Nart · July 13, 2020, 7:33am

It would be great if there is some sort of a guide for inference best practices, especially for people like me, who have very little knowledge of NLP.

For example, I have noticed that when I tokenize a paragraph into sentences, then infer those as separate tokens, the translation seems better, and the error in translation become localized, so part of the paragraph is wrong, rather than passing a whole paragraph and get nonsense.

Another thing I’ve noticed. Simple changes in word tokenization can effect inferring easily. ("_He llo" vs “_He llo.”), it is a little strange why adding a period would effect translation.

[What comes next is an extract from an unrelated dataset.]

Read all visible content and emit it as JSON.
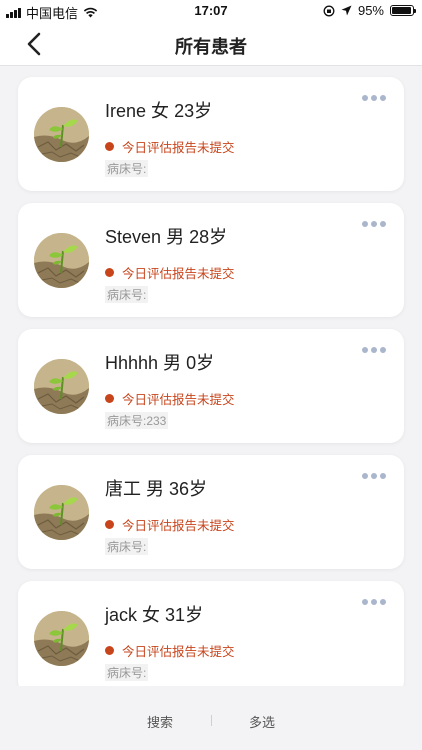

panosk · July 13, 2020, 10:02am

Hi,

Both observations are quite normal. It all comes down to your training data.

In the first case, if your training corpus contains mostly separate sentences with few or none small paragraphs, then you can expect that inference will be bad even for small paragraphs with 2-3 sentences as they are treated as single strings. Typically, NMT models are trained on sentence level.

The period or other punctuation marks can also make a huge difference. One common scenario is titles vs instructions. Consider this simple sentence:

Open documents

This is usually a title as there is no period, and in many languages “Open” will be translated as noun.

Adding a period changes the meaning completely because now the sentence is in imperative:

Open documents.

Here “Open” is a verb and a model that is trained with both instances will know the difference and change the translation accordingly.